Some horror movies go out of their way to be merciless collections of scare tactics -- think "Halloween". Others manage to tell good stories while giving us the shivers. Then there are those pictures that ponderously pretend to be telling stories and building up atmosphere, occasionally stopping for moments of shock.

"The Eye" falls into the third category. We get a nonsensical voice-over about the dual beauty and ugliness that can be viewed in the world, a collection of peaceful scenes about Mun getting used to her vision, a relationship between her and a school-age cancer patient in the next hospital bed, and a very slow, largely unspoken romance between Mun and her nervous young doctor. None of this stuff is original, or has any conviction, and so the movie is not engaging our emotions but simply biding time. I won't even get to wondering how Mun's new eyes somehow enable her to not only see dead people, but hear them too.

Of the creepy things that happen, many are skilfully staged.
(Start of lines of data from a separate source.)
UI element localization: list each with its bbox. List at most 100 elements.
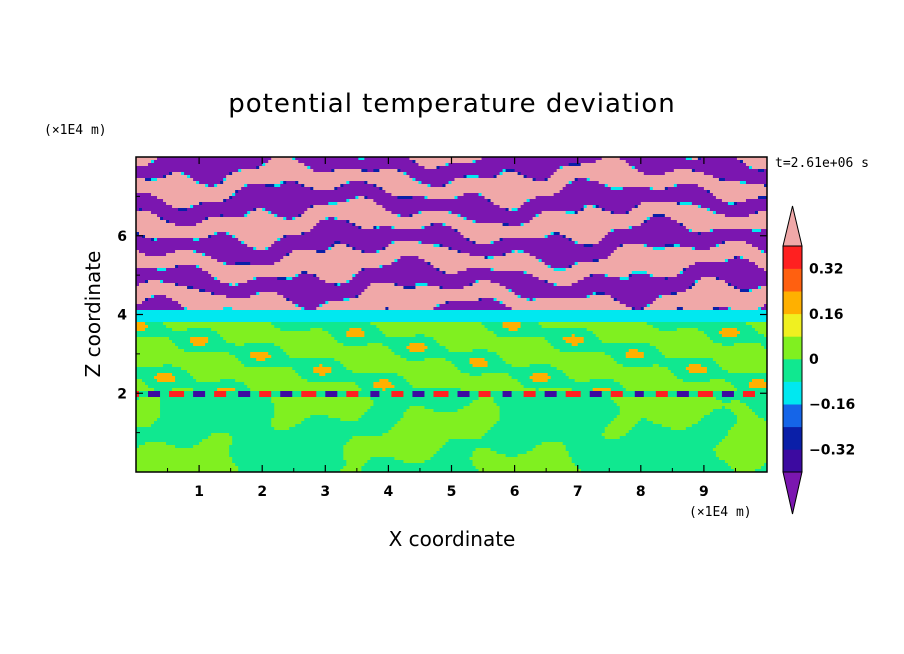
heatmap-cell — [652, 301, 767, 305]
heatmap-cell — [637, 169, 675, 173]
heatmap-cell — [304, 184, 341, 188]
heatmap-cell — [502, 322, 522, 326]
heatmap-cell — [424, 358, 447, 362]
heatmap-cell — [277, 292, 362, 296]
heatmap-cell — [190, 175, 227, 179]
heatmap-cell — [157, 268, 167, 272]
heatmap-cell — [757, 331, 767, 335]
heatmap-cell — [136, 469, 239, 472]
heatmap-cell — [466, 268, 492, 272]
heatmap-cell — [697, 421, 738, 425]
heatmap-cell — [274, 403, 374, 407]
heatmap-cell — [136, 463, 236, 467]
heatmap-cell — [523, 175, 528, 179]
heatmap-cell — [712, 307, 720, 311]
heatmap-cell — [361, 250, 365, 254]
heatmap-cell — [235, 463, 347, 467]
heatmap-cell — [136, 439, 203, 443]
heatmap-cell — [502, 253, 507, 257]
heatmap-cell — [550, 232, 555, 236]
heatmap-cell — [160, 412, 275, 416]
heatmap-cell — [136, 466, 239, 470]
heatmap-cell — [490, 199, 528, 203]
heatmap-cell — [442, 286, 465, 290]
heatmap-cell — [475, 220, 531, 224]
heatmap-cell — [385, 388, 462, 392]
heatmap-cell — [310, 328, 323, 332]
heatmap-cell — [709, 229, 714, 233]
heatmap-cell — [736, 418, 765, 422]
heatmap-cell — [706, 367, 723, 371]
heatmap-cell — [136, 442, 146, 446]
heatmap-cell — [277, 277, 287, 281]
heatmap-cell — [502, 238, 570, 242]
heatmap-cell — [154, 421, 272, 425]
heatmap-cell — [223, 337, 335, 341]
heatmap-cell — [166, 202, 200, 206]
heatmap-cell — [487, 364, 513, 368]
heatmap-cell — [136, 445, 140, 449]
heatmap-cell — [208, 340, 227, 344]
heatmap-cell — [343, 466, 362, 470]
heatmap-cell — [457, 250, 462, 254]
heatmap-cell — [439, 244, 444, 248]
heatmap-cell — [634, 424, 663, 428]
heatmap-cell — [574, 178, 579, 182]
heatmap-cell — [673, 244, 681, 248]
heatmap-cell — [166, 268, 203, 272]
heatmap-cell — [493, 202, 525, 206]
heatmap-cell — [460, 370, 564, 374]
heatmap-cell — [601, 433, 627, 437]
heatmap-cell — [472, 220, 477, 224]
heatmap-cell — [764, 346, 767, 350]
heatmap-cell — [196, 223, 317, 227]
heatmap-cell — [367, 169, 374, 173]
heatmap-cell — [304, 232, 462, 236]
heatmap-cell — [241, 187, 311, 191]
heatmap-cell — [136, 253, 146, 257]
heatmap-cell — [646, 220, 678, 224]
heatmap-cell — [388, 244, 435, 248]
heatmap-cell — [757, 196, 767, 200]
heatmap-cell — [475, 466, 579, 470]
x-tick-label: 3 — [320, 484, 330, 500]
heatmap-cell — [337, 187, 380, 191]
heatmap-cell — [136, 211, 152, 215]
heatmap-cell — [619, 412, 711, 416]
heatmap-cell — [325, 394, 338, 398]
heatmap-cell — [523, 394, 537, 398]
heatmap-cell — [487, 199, 492, 203]
heatmap-cell — [727, 463, 765, 467]
heatmap-cell — [721, 199, 747, 203]
heatmap-cell — [157, 178, 194, 182]
heatmap-cell — [214, 184, 218, 188]
heatmap-cell — [484, 325, 504, 329]
colorbar-extend-min — [782, 471, 803, 515]
heatmap-cell — [661, 352, 767, 356]
heatmap-cell — [373, 226, 377, 230]
heatmap-cell — [601, 157, 621, 161]
heatmap-cell — [748, 259, 767, 263]
heatmap-cell — [346, 331, 365, 335]
heatmap-cell — [235, 355, 251, 359]
heatmap-cell — [301, 184, 305, 188]
heatmap-cell — [457, 367, 558, 371]
heatmap-cell — [505, 454, 519, 458]
heatmap-cell — [649, 343, 723, 347]
heatmap-cell — [298, 214, 302, 218]
heatmap-cell — [295, 217, 326, 221]
heatmap-cell — [568, 454, 717, 458]
heatmap-cell — [238, 391, 251, 395]
heatmap-cell — [136, 235, 143, 239]
heatmap-cell — [424, 406, 465, 410]
heatmap-cell — [406, 358, 426, 362]
heatmap-cell — [646, 304, 651, 308]
heatmap-cell — [136, 394, 140, 398]
heatmap-cell — [764, 379, 767, 383]
heatmap-cell — [604, 436, 621, 440]
x-scale-note: (×1E4 m) — [689, 505, 752, 520]
heatmap-cell — [271, 424, 296, 428]
heatmap-cell — [550, 175, 714, 179]
heatmap-cell — [136, 160, 152, 164]
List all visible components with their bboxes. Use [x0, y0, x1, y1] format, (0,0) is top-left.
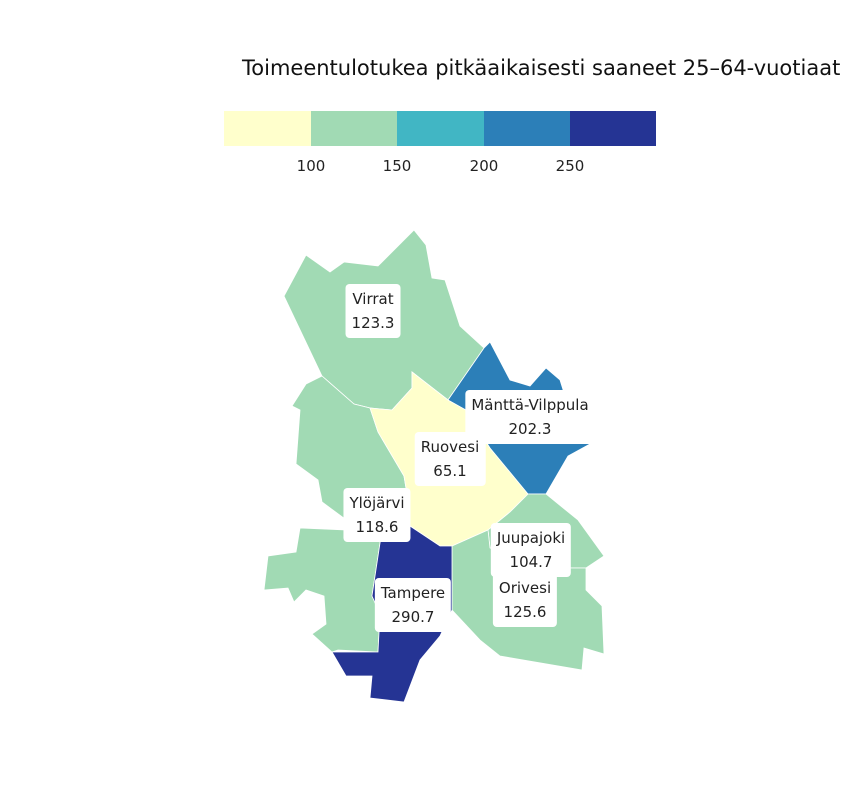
label-juupajoki: Juupajoki 104.7 [490, 523, 572, 577]
label-mantta-vilppula-value: 202.3 [508, 420, 552, 438]
legend-tick-200: 200 [470, 157, 499, 175]
label-ylojarvi-value: 118.6 [355, 518, 399, 536]
label-mantta-vilppula-name: Mänttä-Vilppula [471, 396, 589, 414]
label-orivesi: Orivesi 125.6 [492, 573, 558, 627]
label-virrat-value: 123.3 [351, 314, 395, 332]
legend-swatch-3 [397, 111, 484, 146]
label-ruovesi-value: 65.1 [433, 462, 467, 480]
label-ruovesi: Ruovesi 65.1 [414, 432, 486, 486]
label-juupajoki-value: 104.7 [509, 553, 553, 571]
label-virrat: Virrat 123.3 [345, 284, 401, 338]
legend-swatch-1 [224, 111, 311, 146]
label-virrat-name: Virrat [352, 290, 394, 308]
label-mantta-vilppula: Mänttä-Vilppula 202.3 [465, 390, 595, 444]
label-ruovesi-name: Ruovesi [420, 438, 480, 456]
legend-swatch-2 [311, 111, 397, 146]
map-title: Toimeentulotukea pitkäaikaisesti saaneet… [242, 56, 841, 80]
label-tampere-name: Tampere [380, 584, 446, 602]
label-orivesi-name: Orivesi [498, 579, 552, 597]
label-tampere: Tampere 290.7 [374, 578, 452, 632]
label-juupajoki-name: Juupajoki [496, 529, 566, 547]
legend-tick-150: 150 [383, 157, 412, 175]
label-ylojarvi: Ylöjärvi 118.6 [343, 488, 411, 542]
label-tampere-value: 290.7 [391, 608, 435, 626]
legend-tick-100: 100 [297, 157, 326, 175]
legend-swatch-4 [484, 111, 570, 146]
label-ylojarvi-name: Ylöjärvi [349, 494, 405, 512]
legend-swatch-5 [570, 111, 656, 146]
legend-tick-250: 250 [556, 157, 585, 175]
label-orivesi-value: 125.6 [503, 603, 547, 621]
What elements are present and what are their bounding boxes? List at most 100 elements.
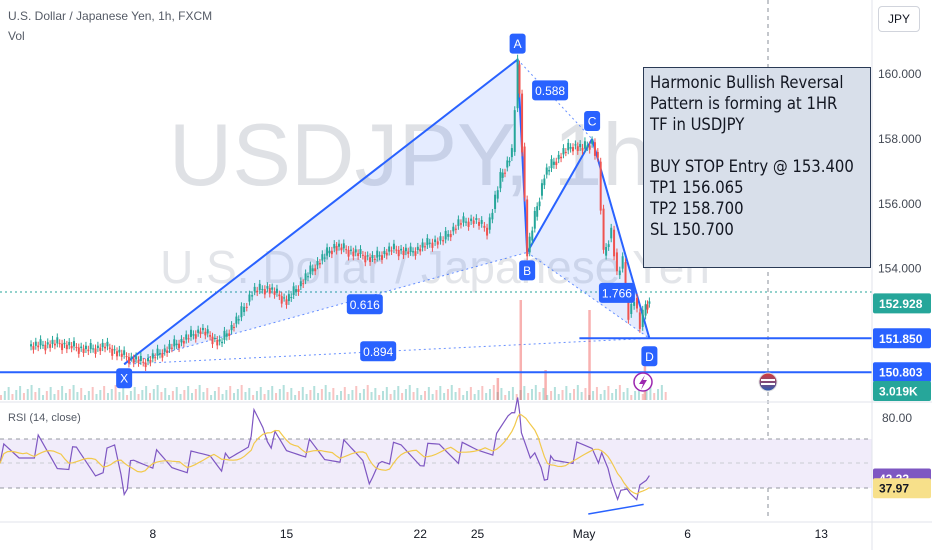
candle-body bbox=[373, 258, 376, 260]
time-tick-8: 8 bbox=[149, 527, 156, 541]
candle-body bbox=[557, 154, 560, 160]
volume-bar bbox=[133, 387, 136, 400]
price-series bbox=[30, 54, 651, 371]
point-label-x: X bbox=[120, 372, 128, 386]
candle-body bbox=[436, 241, 439, 245]
time-tick-22: 22 bbox=[414, 527, 428, 541]
time-tick-25: 25 bbox=[471, 527, 485, 541]
volume-bar bbox=[473, 394, 476, 400]
candle-body bbox=[180, 339, 183, 343]
point-label-bg-a bbox=[509, 33, 526, 54]
time-tick-may: May bbox=[573, 527, 596, 541]
volume-bar bbox=[240, 385, 243, 400]
volume-bar bbox=[244, 392, 247, 400]
candle-body bbox=[84, 345, 87, 350]
volume-bar bbox=[515, 394, 518, 400]
candle-body bbox=[149, 359, 152, 363]
candle-body bbox=[402, 250, 405, 256]
candle-body bbox=[154, 357, 157, 359]
volume-bar bbox=[248, 388, 251, 400]
volume-bar bbox=[347, 394, 350, 400]
volume-bar bbox=[118, 392, 121, 400]
volume-bar bbox=[534, 385, 537, 400]
candle-body bbox=[130, 356, 133, 358]
candle-body bbox=[506, 160, 509, 168]
volume-bar bbox=[378, 395, 381, 400]
volume-bar bbox=[49, 387, 52, 400]
candle-body bbox=[173, 339, 176, 347]
candle-body bbox=[371, 255, 374, 259]
candle-body bbox=[635, 297, 638, 309]
volume-bar bbox=[416, 388, 419, 400]
volume-bar bbox=[424, 391, 427, 400]
lightning-icon[interactable] bbox=[633, 372, 653, 392]
volume-bar bbox=[328, 392, 331, 400]
pattern-labels: X A B C D 0.616 0.588 1.766 0.894 bbox=[116, 33, 658, 389]
candle-body bbox=[540, 183, 543, 196]
candle-body bbox=[494, 194, 497, 209]
pattern-leg-bc bbox=[526, 138, 593, 253]
candle-body bbox=[447, 234, 450, 237]
volume-badge-bg bbox=[873, 381, 931, 401]
volume-bar bbox=[267, 390, 270, 400]
candle-body bbox=[285, 299, 288, 305]
volume-bar bbox=[26, 389, 29, 400]
us-flag-icon[interactable] bbox=[758, 372, 778, 392]
volume-bar bbox=[576, 385, 579, 400]
level-badge-150-803-bg bbox=[873, 362, 931, 383]
candle-body bbox=[583, 141, 586, 149]
candle-body bbox=[53, 343, 56, 346]
pattern-ratio-line-ac bbox=[517, 59, 593, 140]
candle-body bbox=[378, 255, 381, 257]
candle-body bbox=[633, 301, 636, 306]
currency-button[interactable]: JPY bbox=[878, 6, 920, 32]
candle-body bbox=[364, 255, 367, 263]
candle-body bbox=[151, 353, 154, 359]
volume-bar bbox=[530, 389, 533, 400]
candle-body bbox=[230, 325, 233, 331]
candle-body bbox=[163, 348, 166, 352]
volume-spike bbox=[496, 378, 500, 400]
candle-body bbox=[147, 357, 150, 362]
candle-body bbox=[431, 242, 434, 248]
volume-bar bbox=[412, 392, 415, 400]
volume-bar bbox=[57, 390, 60, 400]
candle-body bbox=[531, 230, 534, 241]
price-tick-154-000: 154.000 bbox=[878, 262, 922, 276]
candle-body bbox=[550, 159, 553, 169]
candle-body bbox=[206, 329, 209, 334]
volume-bar bbox=[152, 389, 155, 400]
candle-body bbox=[113, 349, 116, 351]
volume-bar bbox=[84, 395, 87, 400]
candle-body bbox=[192, 334, 195, 336]
volume-bar bbox=[137, 394, 140, 400]
candle-body bbox=[275, 288, 278, 293]
volume-bar bbox=[38, 388, 41, 400]
volume-bar bbox=[653, 393, 656, 400]
volume-bar bbox=[297, 391, 300, 400]
volume-bar bbox=[156, 385, 159, 400]
candle-body bbox=[199, 331, 202, 335]
candle-body bbox=[99, 347, 102, 352]
candle-body bbox=[58, 343, 61, 345]
rsi-divergence-line bbox=[588, 503, 644, 515]
candle-body bbox=[295, 289, 298, 293]
volume-bar bbox=[450, 385, 453, 400]
candle-body bbox=[94, 348, 97, 354]
rsi-series bbox=[0, 397, 650, 515]
volume-bar bbox=[355, 386, 358, 400]
candle-body bbox=[449, 234, 452, 238]
volume-spike bbox=[519, 300, 523, 400]
candle-body bbox=[271, 287, 274, 290]
volume-bar bbox=[179, 394, 182, 400]
candle-body bbox=[526, 199, 529, 257]
candle-body bbox=[648, 301, 651, 304]
candle-body bbox=[221, 341, 224, 344]
candle-body bbox=[588, 145, 591, 150]
note-line-4: BUY STOP Entry @ 153.400 bbox=[650, 157, 854, 176]
volume-bar bbox=[343, 387, 346, 400]
candle-body bbox=[576, 146, 579, 151]
volume-bar bbox=[485, 393, 488, 400]
candle-body bbox=[646, 304, 649, 310]
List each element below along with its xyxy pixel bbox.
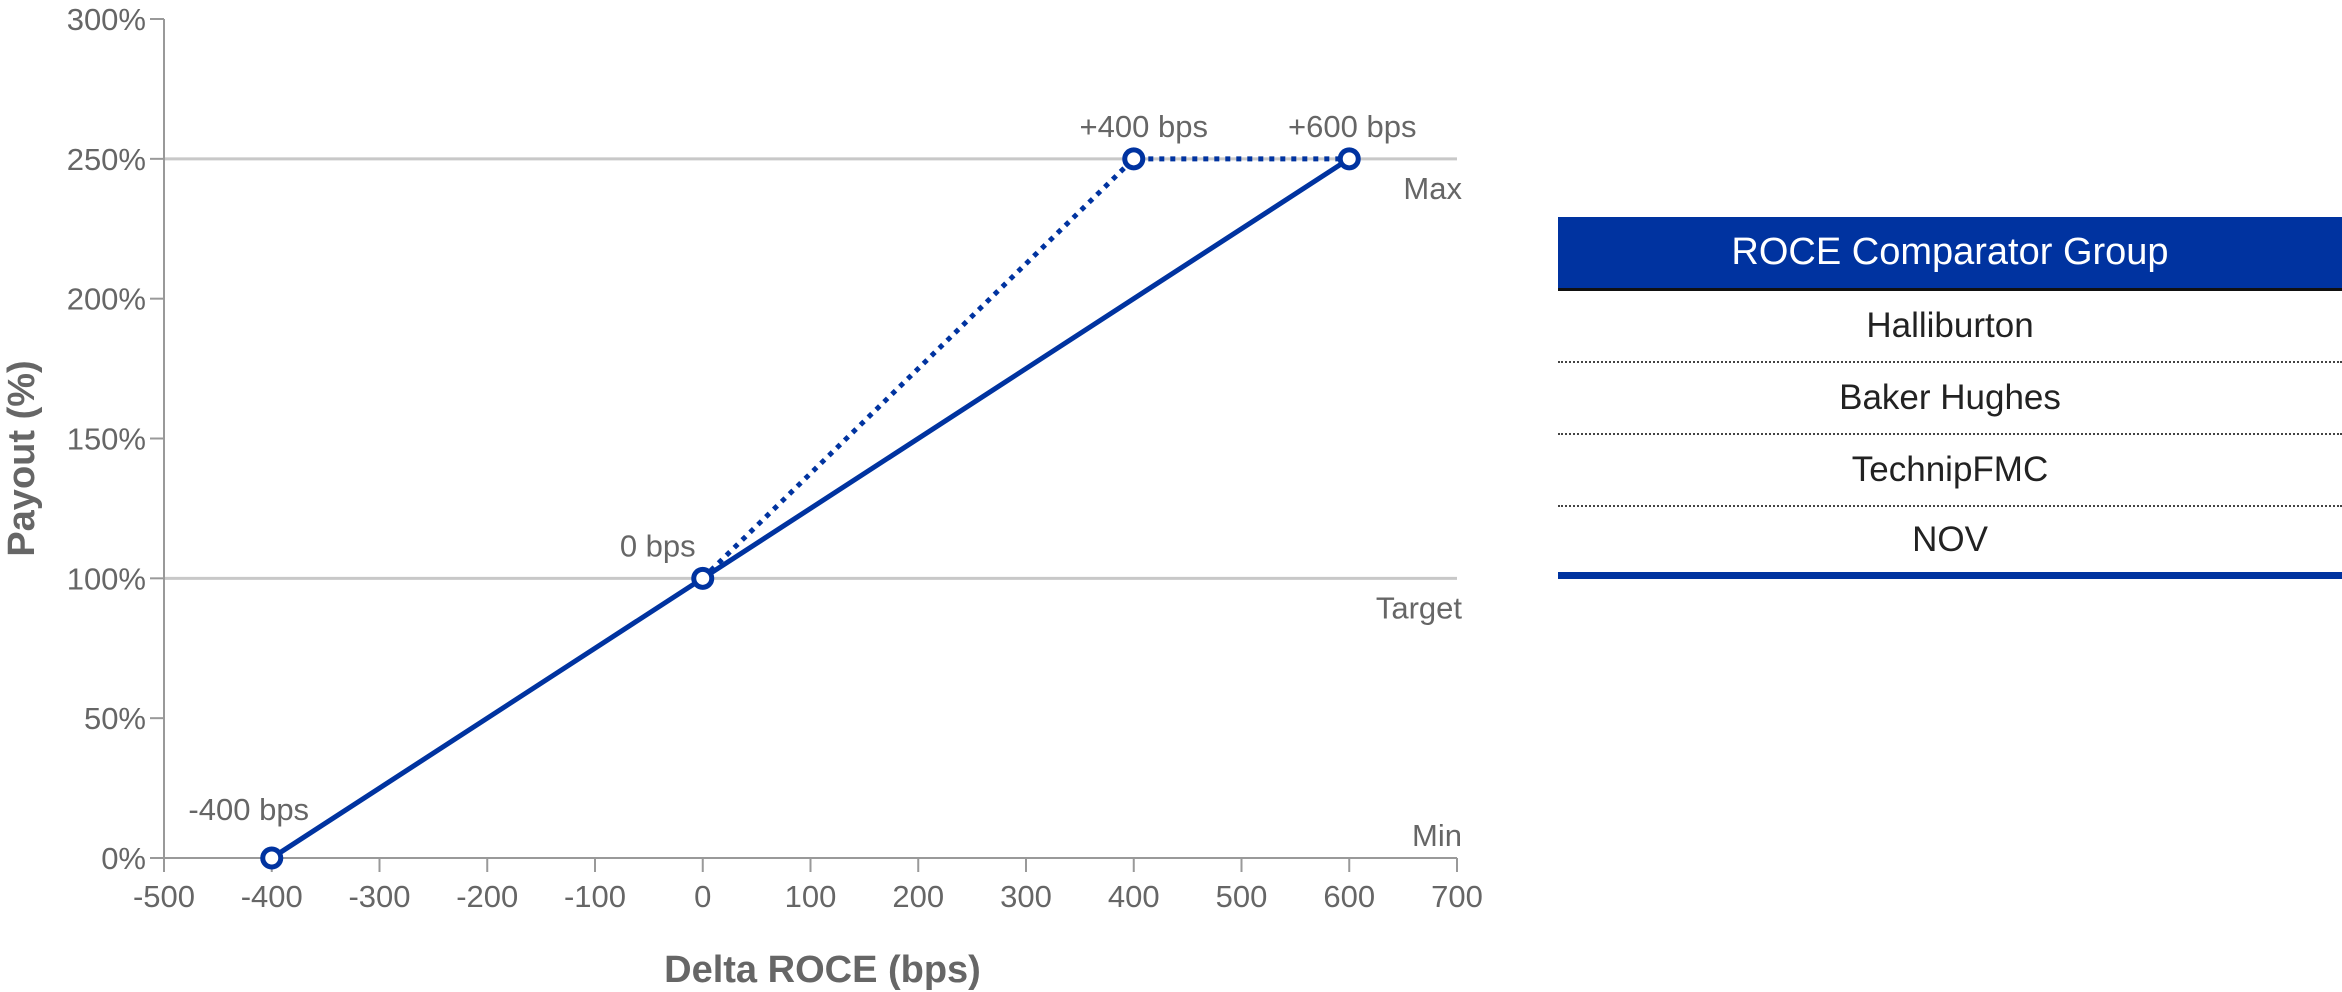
- reference-line-label: Max: [1403, 171, 1462, 206]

One tremendously snappy and unnerving scene sees an apparition appear before Mun while she takes her first calligraphy lesson; it looms in front of her desk before suddenly screaming, lunging and vanishing into air. There are also various rumblings, musical echoes, unclear visions and ambient cutaways, but they're lacking in power, firstly because they seem too orchestrated, secondly because they do not emerge from the atmosphere of the quiet scenes. Rather than taking the story into disturbing realms, the scary stuff seems to exist aside from it.

Anyway, I'm already pretty apprehensive about stories dealing with haunted body parts. Instead of being reminded of classic horror novels or even "Forbidden Planet", I get to thinking about that crappy Michael Caine movie "The Hand", where a disembodied appendage started killing off the hero's enemies before chasing him around his desk like that thing from "The Addams Family". "The Eye" plays like "The Hand" clumsily mishmashed with "At First Sight", "The Sixth Sense", "Ring" and "The Mothman Prophecies", and it just goes on and on.